By: Monitoring Desk
Amid already heightened tensions between the United States and China, the Trump administration has now called “for a new alliance of democracies” to counter China’s aggressive policies, and, in a retaliatory move, Beijing has begun adding more potential new trade and energy corridors linking Central Asia with South Asia and the Middle East, Financial Post reported.
During talks with the Central Asian ministers in Tashkent on July 1, the US reportedly proposed to help fund a railway project to link Uzbekistan via Afghanistan to Pakistan and India.
According to recent media reports, the US special representative to Afghanistan Zalmay Khalilzad was for the first time accompanied by Adam Boehler, chief executive of the US International Development Finance Corporation, to tour Qatar, Pakistan, Afghanistan, Norway and Bulgaria.
In a series of meetings with the foreign ministers of Pakistan, Afghanistan and the five Central Asian republics, Khalilzad and Boehler sought to reinforce the message that the United States intends to remain the top geopolitical player in Afghanistan.
To counter China’s policies in the South China Sea, the US has decided to have a quadrilateral alliance with Japan, Australia and India.
As the US continues to give the countries an alternative to China’s financing, Beijing is also trying hard to deepen cooperation with all belt and road partner governments in South and Central Asia and the Middle East.
Though China may seem to be interested in pushing its belt and road ambitions in Afghanistan, Andrew Small, a senior transatlantic fellow at the German Marshall Fund of the United States think tank, is of the opinion that China will be cautiously pursuing its belt and road ambitions in Afghanistan.
“China will sound willing in principle to extend the CPEC to Afghanistan but it is cautious in practice.
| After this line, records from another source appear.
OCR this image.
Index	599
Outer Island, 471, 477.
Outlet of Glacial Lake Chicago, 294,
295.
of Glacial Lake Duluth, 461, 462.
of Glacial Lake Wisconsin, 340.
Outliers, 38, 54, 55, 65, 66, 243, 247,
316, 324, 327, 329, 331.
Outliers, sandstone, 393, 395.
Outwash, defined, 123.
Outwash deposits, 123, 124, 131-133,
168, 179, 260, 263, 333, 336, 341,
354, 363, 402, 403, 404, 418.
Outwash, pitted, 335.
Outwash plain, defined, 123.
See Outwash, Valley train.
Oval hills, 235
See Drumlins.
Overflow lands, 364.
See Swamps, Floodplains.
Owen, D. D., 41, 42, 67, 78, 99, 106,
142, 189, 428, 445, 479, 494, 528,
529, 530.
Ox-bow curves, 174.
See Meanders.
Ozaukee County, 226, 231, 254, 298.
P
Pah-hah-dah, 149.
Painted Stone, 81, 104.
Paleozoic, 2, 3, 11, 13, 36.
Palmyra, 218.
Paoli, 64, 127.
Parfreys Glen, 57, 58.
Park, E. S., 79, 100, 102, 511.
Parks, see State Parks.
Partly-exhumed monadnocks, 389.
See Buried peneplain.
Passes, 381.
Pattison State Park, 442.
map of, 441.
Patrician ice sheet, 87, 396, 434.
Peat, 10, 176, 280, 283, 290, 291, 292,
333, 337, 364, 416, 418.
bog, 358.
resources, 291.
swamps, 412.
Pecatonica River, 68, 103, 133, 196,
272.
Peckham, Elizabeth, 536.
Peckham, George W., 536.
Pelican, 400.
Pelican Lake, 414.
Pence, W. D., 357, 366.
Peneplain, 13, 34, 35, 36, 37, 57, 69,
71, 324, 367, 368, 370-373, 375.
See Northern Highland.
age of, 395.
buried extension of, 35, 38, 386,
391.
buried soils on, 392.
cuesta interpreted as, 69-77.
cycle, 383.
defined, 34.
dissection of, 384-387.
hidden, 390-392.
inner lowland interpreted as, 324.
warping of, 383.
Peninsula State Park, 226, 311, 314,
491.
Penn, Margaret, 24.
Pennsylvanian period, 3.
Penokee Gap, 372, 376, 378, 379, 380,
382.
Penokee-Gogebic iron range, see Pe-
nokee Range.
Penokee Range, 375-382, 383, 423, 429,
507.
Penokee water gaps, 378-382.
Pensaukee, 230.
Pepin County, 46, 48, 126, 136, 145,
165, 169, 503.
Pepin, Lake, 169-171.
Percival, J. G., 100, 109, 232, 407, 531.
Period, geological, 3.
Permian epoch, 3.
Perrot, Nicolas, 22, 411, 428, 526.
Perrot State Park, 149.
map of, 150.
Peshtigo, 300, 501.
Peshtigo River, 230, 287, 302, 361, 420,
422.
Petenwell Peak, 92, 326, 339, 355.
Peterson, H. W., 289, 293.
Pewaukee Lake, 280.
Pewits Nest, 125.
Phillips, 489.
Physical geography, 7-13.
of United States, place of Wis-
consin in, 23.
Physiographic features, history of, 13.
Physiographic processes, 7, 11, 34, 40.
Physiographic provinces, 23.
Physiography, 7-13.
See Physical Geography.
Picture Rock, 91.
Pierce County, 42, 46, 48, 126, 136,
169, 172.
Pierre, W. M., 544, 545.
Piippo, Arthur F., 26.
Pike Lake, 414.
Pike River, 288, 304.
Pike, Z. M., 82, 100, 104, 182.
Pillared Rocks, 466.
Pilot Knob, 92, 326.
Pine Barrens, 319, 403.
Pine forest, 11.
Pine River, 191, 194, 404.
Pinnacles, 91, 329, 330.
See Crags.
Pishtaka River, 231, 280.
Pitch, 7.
This was true already, given Beijing’s assessment of the security situation, but dynamics with the US are starting to play into these calculations too: they have moved in such an adversarial direction that virtually no issue can remain unaffected and there is certainly no longer any confidence on the Chinese side that belt and road connections through Afghanistan would be seen in benign terms by Washington,” he said.
Maleeha Lodhi, who has served as Pakistan’s ambassador to Britain, the US and the United Nations said, “Fundamental realignments are taking place across the world at a challenging, transformative time in international affairs when global power is shifting to the East. Our region is no exception and is also witnessing a reordering of relationships”.